Use the Longest Runway Possible for the Search
The helicopter is an engineering marvel. It can take off from the smallest of launch pads and head straight up. Executive hiring, on the other hand, is like a jumbo jet. Without a long runway, it will never build up enough momentum to get off the ground.
Unfortunately, many school leadership teams do not allow sufficient time to hire for senior cabinet positions, especially ones involving challenging areas like technology and innovation. By far, the best time to hire senior school administrators is in the fall via a thoughtful process lasting several months — for a July start date. Doing so not only increases the chances of finding top candidates on an upward career trajectory, but it also reduces the competition: springtime is a candidate’s market, not an employer’s market. Thus…
- If you have a senior administrator opening right now, resist the urge to either fill it immediately or wait until spring to begin hiring.Rather, run a search later this fall for the following July, and find an interim solution to get you through the rest of this school year.
- If there’s even a chance an administrator might leave at the end of the school year, keep communication channels open.The worst approach is to isolate that administrator and then receive a surprise resignation notice in May.
If a school knows that an executive position will be open the following summer, then early fall is a great time to conduct a thorough needs assessment. One common outcome is a restructuring — either through minor or major adjustments, such as:
- Expanding responsibilities to align with strategic needs (e.g., migrating from a director of IT to a director of educational technology)
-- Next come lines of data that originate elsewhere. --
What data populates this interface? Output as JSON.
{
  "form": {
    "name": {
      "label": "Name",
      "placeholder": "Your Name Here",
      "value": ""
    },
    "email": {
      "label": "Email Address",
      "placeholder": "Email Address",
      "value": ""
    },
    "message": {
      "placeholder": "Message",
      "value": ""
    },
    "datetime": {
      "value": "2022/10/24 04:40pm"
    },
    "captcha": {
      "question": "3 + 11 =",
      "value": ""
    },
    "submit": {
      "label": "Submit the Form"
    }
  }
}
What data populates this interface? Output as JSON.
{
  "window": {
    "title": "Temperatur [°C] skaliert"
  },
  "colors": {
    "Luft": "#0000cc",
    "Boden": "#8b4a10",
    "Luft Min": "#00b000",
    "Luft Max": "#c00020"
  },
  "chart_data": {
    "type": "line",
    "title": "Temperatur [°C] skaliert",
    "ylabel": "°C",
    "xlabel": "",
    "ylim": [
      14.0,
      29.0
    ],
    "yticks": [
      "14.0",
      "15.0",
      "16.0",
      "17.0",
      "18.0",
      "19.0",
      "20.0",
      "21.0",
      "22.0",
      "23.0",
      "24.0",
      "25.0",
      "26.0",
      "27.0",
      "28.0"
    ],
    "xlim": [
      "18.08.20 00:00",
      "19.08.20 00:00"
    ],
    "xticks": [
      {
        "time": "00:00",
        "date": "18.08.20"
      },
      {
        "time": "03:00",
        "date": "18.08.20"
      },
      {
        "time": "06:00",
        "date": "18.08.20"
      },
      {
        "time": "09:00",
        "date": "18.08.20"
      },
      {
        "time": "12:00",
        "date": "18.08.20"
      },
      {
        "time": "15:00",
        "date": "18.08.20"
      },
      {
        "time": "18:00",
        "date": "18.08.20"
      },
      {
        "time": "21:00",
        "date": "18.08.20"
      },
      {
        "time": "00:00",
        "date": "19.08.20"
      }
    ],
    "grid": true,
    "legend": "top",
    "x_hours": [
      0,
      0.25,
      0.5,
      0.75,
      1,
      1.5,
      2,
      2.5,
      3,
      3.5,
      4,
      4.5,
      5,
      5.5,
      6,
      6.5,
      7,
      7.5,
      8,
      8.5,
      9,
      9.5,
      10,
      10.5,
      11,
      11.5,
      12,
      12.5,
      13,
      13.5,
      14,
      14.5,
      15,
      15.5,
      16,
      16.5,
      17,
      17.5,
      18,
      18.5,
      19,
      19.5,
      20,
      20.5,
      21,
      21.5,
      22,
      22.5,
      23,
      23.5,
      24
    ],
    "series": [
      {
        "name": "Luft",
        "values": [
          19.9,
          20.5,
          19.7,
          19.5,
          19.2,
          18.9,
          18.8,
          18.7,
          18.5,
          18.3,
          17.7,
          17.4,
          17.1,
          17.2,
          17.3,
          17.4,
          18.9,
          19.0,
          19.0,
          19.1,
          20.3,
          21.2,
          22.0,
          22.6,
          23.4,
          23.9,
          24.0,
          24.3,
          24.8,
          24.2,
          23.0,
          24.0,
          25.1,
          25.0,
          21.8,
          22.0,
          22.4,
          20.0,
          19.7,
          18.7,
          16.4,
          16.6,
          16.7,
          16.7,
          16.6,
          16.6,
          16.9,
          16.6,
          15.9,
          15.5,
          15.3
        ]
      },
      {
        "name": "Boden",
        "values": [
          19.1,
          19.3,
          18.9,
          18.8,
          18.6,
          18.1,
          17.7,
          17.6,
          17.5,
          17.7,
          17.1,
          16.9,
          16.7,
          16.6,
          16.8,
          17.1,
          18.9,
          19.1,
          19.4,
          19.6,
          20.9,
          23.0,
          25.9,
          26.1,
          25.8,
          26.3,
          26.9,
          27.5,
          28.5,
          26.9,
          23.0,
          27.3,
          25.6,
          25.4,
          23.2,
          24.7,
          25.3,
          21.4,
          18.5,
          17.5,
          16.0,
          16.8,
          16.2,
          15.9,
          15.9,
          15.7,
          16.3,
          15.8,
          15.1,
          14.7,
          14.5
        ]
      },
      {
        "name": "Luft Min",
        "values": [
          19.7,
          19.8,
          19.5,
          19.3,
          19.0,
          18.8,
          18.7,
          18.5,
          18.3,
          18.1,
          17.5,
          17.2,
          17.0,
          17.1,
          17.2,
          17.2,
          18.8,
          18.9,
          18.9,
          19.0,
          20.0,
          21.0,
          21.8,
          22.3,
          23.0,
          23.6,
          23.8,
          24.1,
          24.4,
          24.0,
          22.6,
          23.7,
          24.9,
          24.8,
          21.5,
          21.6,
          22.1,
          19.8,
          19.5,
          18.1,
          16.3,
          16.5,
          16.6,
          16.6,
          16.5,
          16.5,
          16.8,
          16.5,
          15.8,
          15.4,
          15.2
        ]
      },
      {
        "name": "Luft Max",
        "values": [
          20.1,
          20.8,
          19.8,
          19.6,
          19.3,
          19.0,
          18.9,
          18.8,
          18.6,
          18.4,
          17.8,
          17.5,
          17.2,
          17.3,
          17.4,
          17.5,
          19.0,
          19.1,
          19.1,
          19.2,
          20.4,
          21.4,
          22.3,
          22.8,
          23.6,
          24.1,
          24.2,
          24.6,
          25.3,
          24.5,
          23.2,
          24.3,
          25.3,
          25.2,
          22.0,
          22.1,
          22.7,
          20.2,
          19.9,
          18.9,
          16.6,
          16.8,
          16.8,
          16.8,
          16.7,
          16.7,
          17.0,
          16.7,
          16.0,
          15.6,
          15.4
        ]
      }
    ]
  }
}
- Combining two positions (e.g., merging an academic dean with an educational technology coordinator into a new director of innovation)
- Elevating a position (e.g., moving from a director to a C-level executive)
Once a position has been properly defined to reflect current needs, the real work begins: running a comprehensive hiring process. Process is the key word: don’t just fill an opening, but design a process that is inclusive, exhaustive, and intentional.
- A robust hiring process is one where senior administrators…
- Gather input from key stakeholders
- Form one or more advisory and/or decision-making committees
- Create a well-defined timeline with firm deadlines and announcement dates
- Wrap a job description inside a forward-thinking opportunity statement
- Advertise the position broadly to seek a diverse candidate pool
- Screen candidates and call references well ahead of the final round
- Keep early applicants enthusiastic without preempting the schedule
- Construct a rubric for the community to offer input on finalists
- Design a final round involving a multitude of interactive evaluation scenarios
- Bring in finalists back-to-back, to keep internal discussions fresh
- Have patience and determination during the offer and negotiation phase
- Understand the need for a backup plan, in case the top finalist falls through
Ed Tech Recruiting runs retained searches for senior executive positions overseeing technology, innovation, curriculum, and operations. In the fall of 2016, we ran a search for The Thacher School in Ojai, CA to find an amazing technology and library leader after a yearlong partnership involving a staffing assessment, faculty workshops, and ongoing counsel to senior leadership. In the fall of 2017, we ran similar international searches for technology leaders at both Keystone Academy, a K-12 international school in Beijing, and The Buckley School, a K-9 all-boys school in New York City. As one administrator shared:
Working with Ed Tech Recruiting got us access to a diverse group of candidates with exactly the experience we were looking for. They helped us design a hiring process that was both rigorous and welcoming. Those who were on the search committee felt that the process itself was a learning experience and put us in a better place to recruit and retain great candidates. Ed Tech Recruiting did a full analysis of our structure and needs in relation to technology and helped us design, and fill, a position that brought together all our needs.
This fall, we will be running several similar retained searches, including one for a senior academic and innovation leadership position at Pomfret School, a distinguished New England boarding and preparatory school.
Searches like these — ones that begin in the fall in advance of a July start date — are more about process and design. The actual hiring is but one small part of a larger journey that brings the community together and builds political capital. In some ways, a well-designed executive search is like chartering your own plane for your entire organization. You arrive at the same destination, but the experience is more inclusive, personalized, and revitalizing for everyone involved. When it comes to your most precious resource — human — what kind of journey would you prefer?